Australische Minenunternehmen erhöhen weiterhin ihre Suche nach Lithium, obwohl Lithiumpreise weltweit am Fallen sind. Die Unternehmen glauben, dass sich der Preis für das Rohmaterial, welches hauptsächlich für wiederaufladbare Batterien verwendet wird, bald wieder erholen sollte. Australien ist für etwa die Hälfte des weltweiten Lithium Angebots verantwortlich.

Im Gegensatz zu anderen Ländern wird in Australien Lithium vorwiegend aus Festgestein-Minen gefördert. Argentinien, Bolivien und Chile gewinnt das Rohmaterial Lithium aus Salzseen. Viele neue Festgestein Projekte verschiffen aktuell Lithium in alle Welt. Dies führte zu einem Preisverfall von Lithium Carbonat um satte 44% im Vergleich zum Beginn des Jahres.

Dennoch setzen viele Firmen weiterhin auf den Rohstoff. So sagten viele Teilnehmer der „Diggers and Dealers“ Minen Konferenz in Kalgoorlie, West Australien, dass sie vor allem in die Förderung von Lithium investieren würden.

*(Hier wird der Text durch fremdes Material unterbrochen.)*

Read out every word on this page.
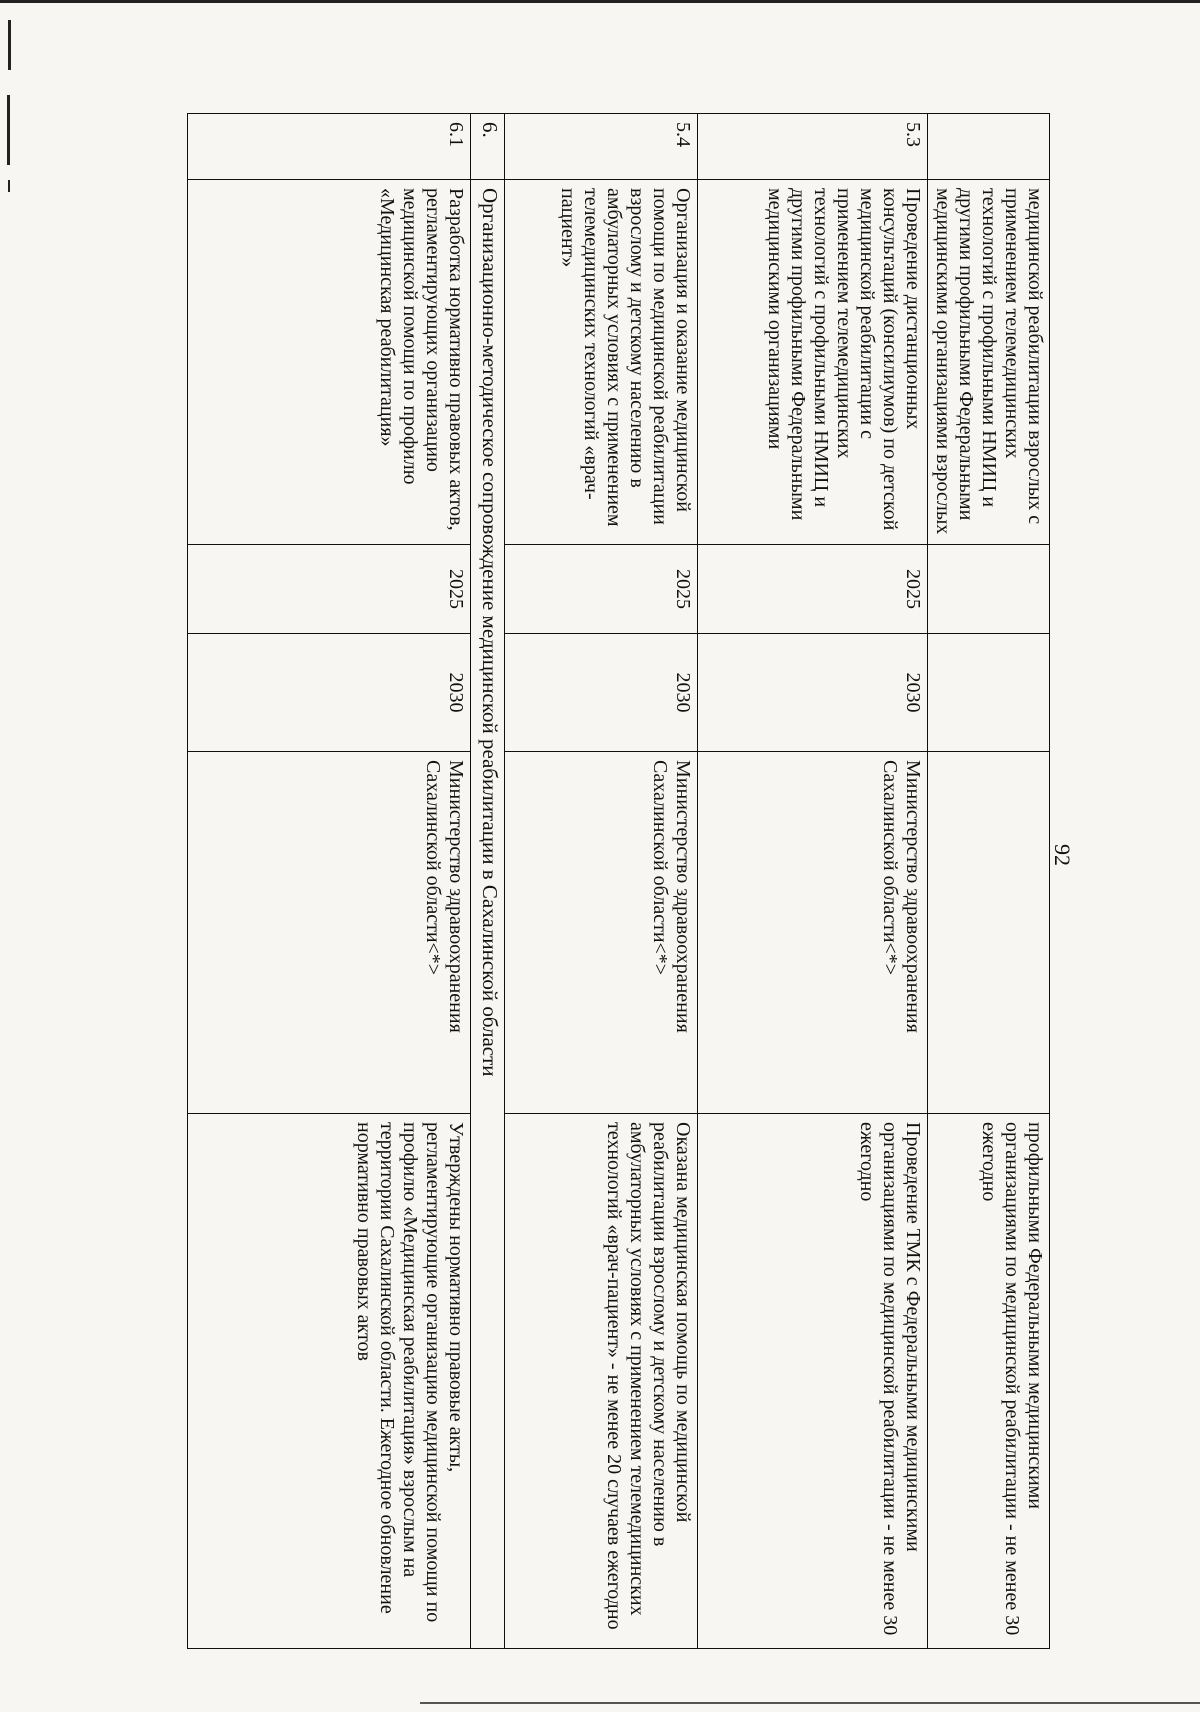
92
	медицинской реабилитации взрослых с применением телемедицинских технологий с профильными НМИЦ и другими профильными Федеральными медицинскими организациями взрослых				профильными Федеральными медицинскими организациями по медицинской реабилитации - не менее 30 ежегодно
5.3	Проведение дистанционных консультаций (консилиумов) по детской медицинской реабилитации с применением телемедицинских технологий с профильными НМИЦ и другими профильными Федеральными медицинскими организациями	2025	2030	Министерство здравоохранения Сахалинской области<*>	Проведение ТМК с Федеральными медицинскими организациями по медицинской реабилитации - не менее 30 ежегодно
5.4	Организация и оказание медицинской помощи по медицинской реабилитации взрослому и детскому населению в амбулаторных условиях с применением телемедицинских технологий «врач-пациент»	2025	2030	Министерство здравоохранения Сахалинской области<*>	Оказана медицинская помощь по медицинской реабилитации взрослому и детскому населению в амбулаторных условиях с применением телемедицинских технологий «врач-пациент» - не менее 20 случаев ежегодно
6.	Организационно-методическое сопровождение медицинской реабилитации в Сахалинской области				
6.1	Разработка нормативно правовых актов, регламентирующих организацию медицинской помощи по профилю «Медицинская реабилитация»	2025	2030	Министерство здравоохранения Сахалинской области<*>	Утверждены нормативно правовые акты, регламентирующие организацию медицинской помощи по профилю «Медицинская реабилитация» взрослым на территории Сахалинской области. Ежегодное обновление нормативно правовых актов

„Wir fühlen uns mit unserem aktuellen Verschuldungsgrad sehr wohl und wollen uns nun auf Wachstum konzentrieren“, sagte Elizabeth Gaines, CEO des weltweit drittgrößten Eisenerzminen-Unternehmens Fortescue Metals. „Wir verfügen über viele, sehr talentierte Mitarbeiter, die sich bis jetzt auf andere Rohstoffe konzentriert haben. Für uns geht es generell um die Größenordnung. Unsere Explorationsaktivitäten konzentrieren sich aktuell sich auf das Auffinden von Lithium. Wenn wir glauben, dass es etwas von ausreichendem Umfang ist, dann würden wir es sogar selbst weiterentwickeln.“

Die Independence Group, die bereits über ihre Nova-Nickel-Mine in West-Australien Beteiligungen an Batterien hat, plant ebenso die Exploration zu verstärken und will so ihre Präsenz im Batteriegeschäft ausbauen.

Der CEO Peter Bradfort sagt dazu, dass der Hauptfokus des Unternehmens weiterhin auf Kupfer, Nickel und Kobalt liegt, aber dass die Explorationsexperten ebenso nach hochwertigen und erstklassigen Lithium-Projekten suchen. Die Independence Group wird 2018 hierfür 51 Mio. AUD investieren und hat seit dem Rohstoffpreisabsturz im Jahr 2016 viele Minenlizenzen erworben und den Landbesitz um 400% erhöht.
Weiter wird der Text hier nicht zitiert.